Deepseek doesn’t make any products for consumers, letting its engineers focus entirely on research. That means its technology is not hemmed in by the strictest aspect of China’s AI regulations, which require consumer-facing technology to comply with government controls on information.
Leading US companies continue to advance the state of the art in AI In December, Openai unveiled a New “reasoning” system called O3 This exceeds the performance of existing technologies, although it is not yet widely available outside the enterprise. But Deepseek continues to show that it’s not far behind. This month he released his own impressive reasoning model.
(The New York Times heard OpenAI and its partner, Microsoft, accusing them of copyright infringement of news content related to AI systems. Openai and Microsoft have denied these claims.)
A crucial part of this rapidly evolving global market is an old idea: open source software. Like many other companiesDeepseek has open-sourced its latest AI system, meaning it has shared the underlying code with other companies and researchers. This allows others to build and distribute their own products using the same technologies.
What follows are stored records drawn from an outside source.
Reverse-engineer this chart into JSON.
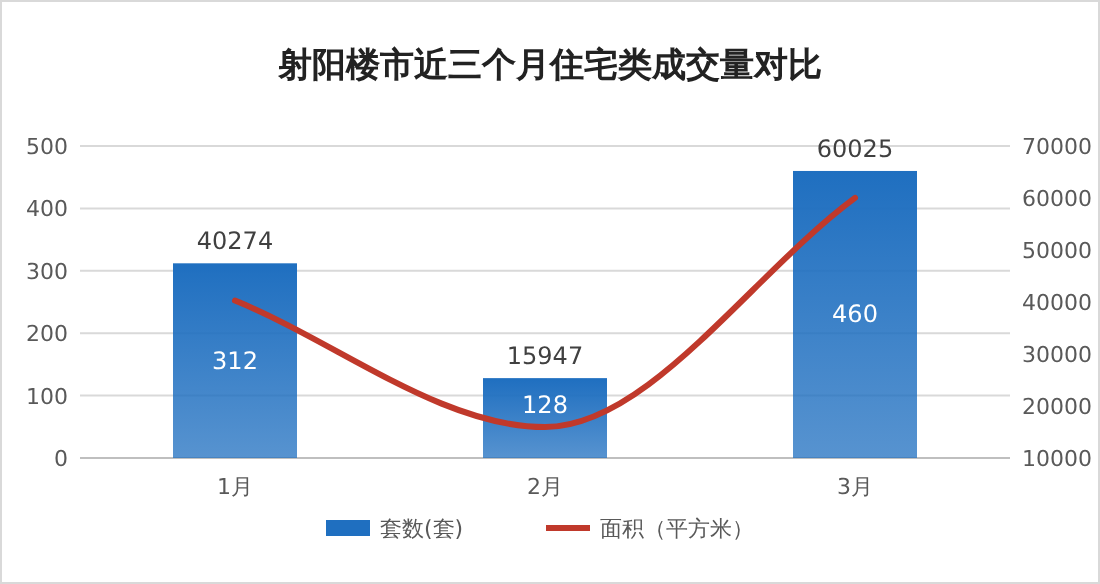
{
  "chart_data": {
    "type": "bar",
    "title": "射阳楼市近三个月住宅类成交量对比",
    "categories": [
      "1月",
      "2月",
      "3月"
    ],
    "series": [
      {
        "name": "套数(套)",
        "color": "#1f6fc0",
        "values": [
          312,
          128,
          460
        ]
      },
      {
        "name": "面积（平方米）",
        "type": "line",
        "axis": "y2",
        "color": "#c0392b",
        "values": [
          40274,
          15947,
          60025
        ]
      }
    ],
    "ylim": [
      0,
      500
    ],
    "yticks": [
      0,
      100,
      200,
      300,
      400,
      500
    ],
    "y2lim": [
      10000,
      70000
    ],
    "y2ticks": [
      10000,
      20000,
      30000,
      40000,
      50000,
      60000,
      70000
    ],
    "grid": "y",
    "legend": "bottom",
    "data_labels": true
  }
}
While employees at major Chinese tech companies are limited to collaborating with colleagues, “If you’re working on open source, you’re working with talent around the world,” said Yineng Zhang, senior software engineer at San Francisco-based Baseten who works on the open source SGLANG project. He helps other people and companies build products using Deepseek’s system.
The open source ecosystem for AI gathered steam in 2023 when Meta freely shared an AI system called Llama. Many assumed that this community would only thrive if companies like Meta – tech giants with massive data centers full of specialized chips – continued to open source their technologies. But Deepseek and others have shown that they can also extend the powers of open source technologies. »
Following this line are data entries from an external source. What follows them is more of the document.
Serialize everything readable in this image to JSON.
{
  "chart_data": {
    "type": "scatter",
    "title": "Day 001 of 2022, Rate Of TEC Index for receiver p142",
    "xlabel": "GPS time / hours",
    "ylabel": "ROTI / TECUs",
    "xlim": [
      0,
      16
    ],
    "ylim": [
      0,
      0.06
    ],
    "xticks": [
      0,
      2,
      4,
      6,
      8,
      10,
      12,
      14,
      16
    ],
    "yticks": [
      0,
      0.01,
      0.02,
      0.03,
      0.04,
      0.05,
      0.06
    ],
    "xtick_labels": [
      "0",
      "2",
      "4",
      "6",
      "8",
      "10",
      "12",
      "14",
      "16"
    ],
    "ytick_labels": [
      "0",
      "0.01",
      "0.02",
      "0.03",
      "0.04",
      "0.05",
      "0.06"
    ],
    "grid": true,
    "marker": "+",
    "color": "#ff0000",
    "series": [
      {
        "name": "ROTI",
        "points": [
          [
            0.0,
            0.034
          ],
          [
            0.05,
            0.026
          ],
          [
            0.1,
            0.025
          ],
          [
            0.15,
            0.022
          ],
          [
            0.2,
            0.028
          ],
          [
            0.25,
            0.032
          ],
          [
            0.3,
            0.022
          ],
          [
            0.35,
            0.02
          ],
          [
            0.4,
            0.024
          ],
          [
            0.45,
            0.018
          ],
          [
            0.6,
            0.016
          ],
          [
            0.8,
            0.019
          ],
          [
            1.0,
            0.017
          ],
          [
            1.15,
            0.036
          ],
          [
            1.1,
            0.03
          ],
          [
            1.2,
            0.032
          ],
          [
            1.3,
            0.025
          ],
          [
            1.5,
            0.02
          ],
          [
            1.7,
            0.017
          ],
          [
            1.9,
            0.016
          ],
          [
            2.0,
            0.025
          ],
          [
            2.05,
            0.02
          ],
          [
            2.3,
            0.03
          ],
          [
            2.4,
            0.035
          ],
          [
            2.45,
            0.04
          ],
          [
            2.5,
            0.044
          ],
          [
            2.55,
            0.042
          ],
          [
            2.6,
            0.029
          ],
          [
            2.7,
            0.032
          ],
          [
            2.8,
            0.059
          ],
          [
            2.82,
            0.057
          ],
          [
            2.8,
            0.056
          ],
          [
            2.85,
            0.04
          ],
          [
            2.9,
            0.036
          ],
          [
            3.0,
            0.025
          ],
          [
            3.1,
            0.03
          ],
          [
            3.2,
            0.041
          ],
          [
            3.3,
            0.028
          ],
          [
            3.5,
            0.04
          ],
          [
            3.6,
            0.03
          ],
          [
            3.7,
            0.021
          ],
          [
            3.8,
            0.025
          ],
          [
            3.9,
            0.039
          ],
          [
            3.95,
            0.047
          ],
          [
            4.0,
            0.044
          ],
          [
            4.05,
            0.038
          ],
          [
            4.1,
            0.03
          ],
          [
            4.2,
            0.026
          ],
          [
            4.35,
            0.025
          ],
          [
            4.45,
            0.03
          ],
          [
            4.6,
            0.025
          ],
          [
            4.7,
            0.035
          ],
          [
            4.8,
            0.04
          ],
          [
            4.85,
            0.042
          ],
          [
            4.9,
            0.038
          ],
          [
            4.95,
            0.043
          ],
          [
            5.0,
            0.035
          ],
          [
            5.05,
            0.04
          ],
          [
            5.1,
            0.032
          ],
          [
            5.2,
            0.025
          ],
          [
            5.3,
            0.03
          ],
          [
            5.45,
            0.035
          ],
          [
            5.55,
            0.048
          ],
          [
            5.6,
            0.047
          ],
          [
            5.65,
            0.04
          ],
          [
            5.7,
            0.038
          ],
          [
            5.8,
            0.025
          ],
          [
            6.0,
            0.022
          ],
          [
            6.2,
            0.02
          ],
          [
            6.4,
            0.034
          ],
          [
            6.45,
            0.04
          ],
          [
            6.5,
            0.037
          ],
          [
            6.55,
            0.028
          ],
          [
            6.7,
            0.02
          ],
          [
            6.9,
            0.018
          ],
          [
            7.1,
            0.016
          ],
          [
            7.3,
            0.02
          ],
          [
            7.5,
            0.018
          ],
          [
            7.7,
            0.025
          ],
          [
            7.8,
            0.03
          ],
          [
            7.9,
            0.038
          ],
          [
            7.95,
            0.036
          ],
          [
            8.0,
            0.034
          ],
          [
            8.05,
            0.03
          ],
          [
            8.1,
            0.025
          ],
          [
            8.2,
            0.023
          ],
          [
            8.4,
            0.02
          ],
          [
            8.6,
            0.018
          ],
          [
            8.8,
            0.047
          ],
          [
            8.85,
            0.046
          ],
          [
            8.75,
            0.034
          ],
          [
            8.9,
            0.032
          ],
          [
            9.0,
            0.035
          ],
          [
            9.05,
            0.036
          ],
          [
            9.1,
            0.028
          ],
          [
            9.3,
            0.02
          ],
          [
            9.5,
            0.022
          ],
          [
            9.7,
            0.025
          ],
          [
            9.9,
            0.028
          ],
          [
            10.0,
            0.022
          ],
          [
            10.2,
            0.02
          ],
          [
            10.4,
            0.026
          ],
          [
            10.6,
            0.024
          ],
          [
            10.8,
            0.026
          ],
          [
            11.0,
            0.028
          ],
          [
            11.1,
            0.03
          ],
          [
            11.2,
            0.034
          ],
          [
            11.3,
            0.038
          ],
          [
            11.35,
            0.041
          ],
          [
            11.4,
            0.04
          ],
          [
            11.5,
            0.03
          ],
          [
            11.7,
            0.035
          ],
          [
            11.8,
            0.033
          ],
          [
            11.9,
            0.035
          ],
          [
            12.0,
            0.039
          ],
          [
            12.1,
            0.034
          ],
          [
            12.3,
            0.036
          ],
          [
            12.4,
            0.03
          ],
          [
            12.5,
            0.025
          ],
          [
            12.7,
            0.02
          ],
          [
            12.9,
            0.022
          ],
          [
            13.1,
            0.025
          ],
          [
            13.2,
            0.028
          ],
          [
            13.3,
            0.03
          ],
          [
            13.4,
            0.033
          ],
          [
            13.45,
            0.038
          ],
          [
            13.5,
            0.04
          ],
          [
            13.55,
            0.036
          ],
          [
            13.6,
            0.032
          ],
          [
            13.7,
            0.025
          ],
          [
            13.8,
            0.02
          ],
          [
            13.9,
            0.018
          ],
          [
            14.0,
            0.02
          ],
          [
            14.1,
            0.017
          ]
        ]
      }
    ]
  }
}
Many executives and experts have argued that large American companies should not open source their technologies because They could be used to spread disinformation or cause other serious harm. Some U.S. lawmakers have explored preventing or linking the practice.
But others argue that if regulators stifle progress in open source technology in the United States, China will gain a significant advantage. If the best open source technologies come from China, they argue, American developers build their systems on top of those technologies. In the long term, this could put China at the heart of AI research and development.
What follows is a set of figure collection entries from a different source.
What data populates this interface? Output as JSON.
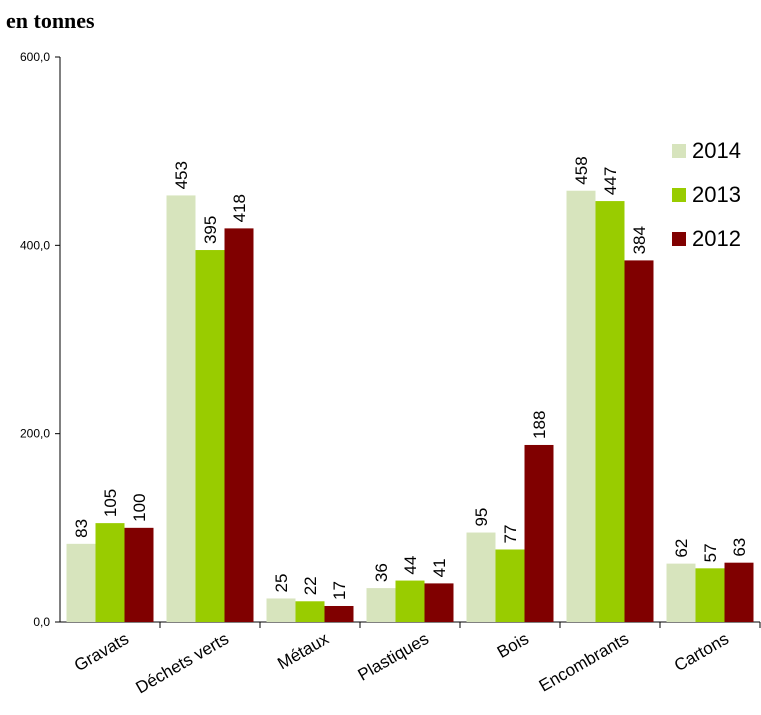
{
  "chart_data": {
    "type": "bar",
    "title": "en tonnes",
    "categories": [
      "Gravats",
      "Déchets verts",
      "Métaux",
      "Plastiques",
      "Bois",
      "Encombrants",
      "Cartons"
    ],
    "series": [
      {
        "name": "2014",
        "values": [
          83,
          453,
          25,
          36,
          95,
          458,
          62
        ],
        "color": "#d7e4bd"
      },
      {
        "name": "2013",
        "values": [
          105,
          395,
          22,
          44,
          77,
          447,
          57
        ],
        "color": "#99cc00"
      },
      {
        "name": "2012",
        "values": [
          100,
          418,
          17,
          41,
          188,
          384,
          63
        ],
        "color": "#800000"
      }
    ],
    "yticks": [
      "0,0",
      "200,0",
      "400,0",
      "600,0"
    ],
    "ylim": [
      0,
      600
    ],
    "legend_position": "right",
    "grid": false
  }
}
“The center of gravity of the open source community has moved to China,” said Ion Stoica, a computer science professor at the University of California, Berkeley. “This could be a huge danger for the United States” because it allows China to accelerate the development of new technologies.
Hours after his inauguration, President Trump reversed a Biden administration executive order that threatened to limit open source technologies.
Dr. Stoica and his students recently built an AI system called Sky-T1 that rivals the performance of the latest OpenAI system, called Openai O1, on some benchmarks. They only needed $450 in computer power.
They did this by building on top of two open source technologies released by Chinese tech giant Alibaba.
Their $450 system isn’t as powerful as Openai’s technology or Deepseek’s new system. And the techniques they used are unlikely to produce systems that exceed the performance of mainstream technologies. But the project showed that even operations with tiny resources can create competitive systems.
Reuven Cohen, a technology consultant in Toronto, has been using Deepseek-V3 since late December. He says it’s comparable to the latest systems from Openai, Google and San Francisco startup Anthropic – and much cheaper to use.
“Deepseek is a way for me to save money,” he said. “This is the kind of technology someone like me wants to use.”